Nurullah Kadirioğlu & “Şehir, Zaman, Kadın”
Haber: Necati MUMAY

Gazetecilik kariyerine TRT’de başlayan, uzun yıllar televizyonculuk ve akademisyenlik yapan Nurullah Kadirioğlu’nun şiir kitabı “Şehir, Zaman, Kadın” okuyucuyla buluştu.
Kadirioğlu, şiirlerinde insanın gerçekliği anlama çabasını iki yönlü bir yolculuk olarak ele alıyor: Biri bilinmeyenleri çözmeye çalışan aklın yolculuğu, diğeri ise insanın kendini, varlığını ve değerini anlama yolculuğu. Şair, sanatın ve şiirin özgürleşme isteğinden doğduğunu vurguluyor.

“Özgürce yaşamak, yaşamı dilediği gibi yeniden biçimlendirmek arzusu ‘nefesin unutulduğu yerde dansı bırakır’, ‘böyle akşamlar elbette şaraba benzer,’” diyen Kadirioğlu, düş gücünün şiirdeki en temel itki olduğunu söylüyor.
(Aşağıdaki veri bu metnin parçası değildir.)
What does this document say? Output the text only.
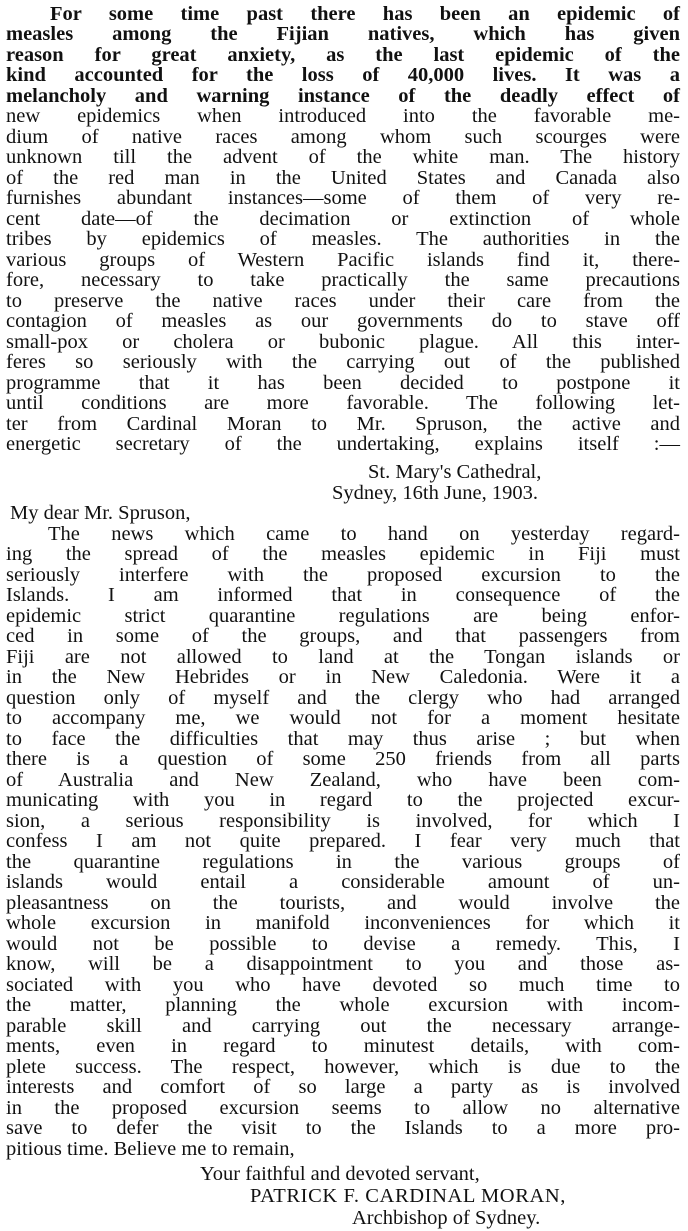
For some time past there has been an epidemic of
measles among the Fijian natives, which has given
reason for great anxiety, as the last epidemic of the
kind accounted for the loss of 40,000 lives. It was a
melancholy and warning instance of the deadly effect of
new epidemics when introduced into the favorable me-
dium of native races among whom such scourges were
unknown till the advent of the white man. The history
of the red man in the United States and Canada also
furnishes abundant instances—some of them of very re-
cent date—of the decimation or extinction of whole
tribes by epidemics of measles. The authorities in the
various groups of Western Pacific islands find it, there-
fore, necessary to take practically the same precautions
to preserve the native races under their care from the
contagion of measles as our governments do to stave off
small-pox or cholera or bubonic plague. All this inter-
feres so seriously with the carrying out of the published
programme that it has been decided to postpone it
until conditions are more favorable. The following let-
ter from Cardinal Moran to Mr. Spruson, the active and
energetic secretary of the undertaking, explains itself :—
St. Mary's Cathedral,
Sydney, 16th June, 1903.
My dear Mr. Spruson,
The news which came to hand on yesterday regard-
ing the spread of the measles epidemic in Fiji must
seriously interfere with the proposed excursion to the
Islands. I am informed that in consequence of the
epidemic strict quarantine regulations are being enfor-
ced in some of the groups, and that passengers from
Fiji are not allowed to land at the Tongan islands or
in the New Hebrides or in New Caledonia. Were it a
question only of myself and the clergy who had arranged
to accompany me, we would not for a moment hesitate
to face the difficulties that may thus arise ; but when
there is a question of some 250 friends from all parts
of Australia and New Zealand, who have been com-
municating with you in regard to the projected excur-
sion, a serious responsibility is involved, for which I
confess I am not quite prepared. I fear very much that
the quarantine regulations in the various groups of
islands would entail a considerable amount of un-
pleasantness on the tourists, and would involve the
whole excursion in manifold inconveniences for which it
would not be possible to devise a remedy. This, I
know, will be a disappointment to you and those as-
sociated with you who have devoted so much time to
the matter, planning the whole excursion with incom-
parable skill and carrying out the necessary arrange-
ments, even in regard to minutest details, with com-
plete success. The respect, however, which is due to the
interests and comfort of so large a party as is involved
in the proposed excursion seems to allow no alternative
save to defer the visit to the Islands to a more pro-
pitious time. Believe me to remain,
Your faithful and devoted servant,
PATRICK F. CARDINAL MORAN,
Archbishop of Sydney.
Ona göre “gerçek sıkıcıdır, belli, kemikleşmiş alışkanlıklar insanın ruhunu boğar” ve şiir bu sıkışmışlığa karşı bir soluk alanıdır.
Şair, “İkinci yeni alkol vesaire” dizesiyle yaşanmışlıklara göndermede bulunurken, “hadi bana yahû” çağrısıyla da aşka ve hayata bir davet çıkarıyor.
Tanıtım bülteninde Metin Cengiz’in de belirttiği gibi, Kadirioğlu’nun şiirleri insanın özgürleşme isteğinin kelimelerde biçim bulmuş hâli.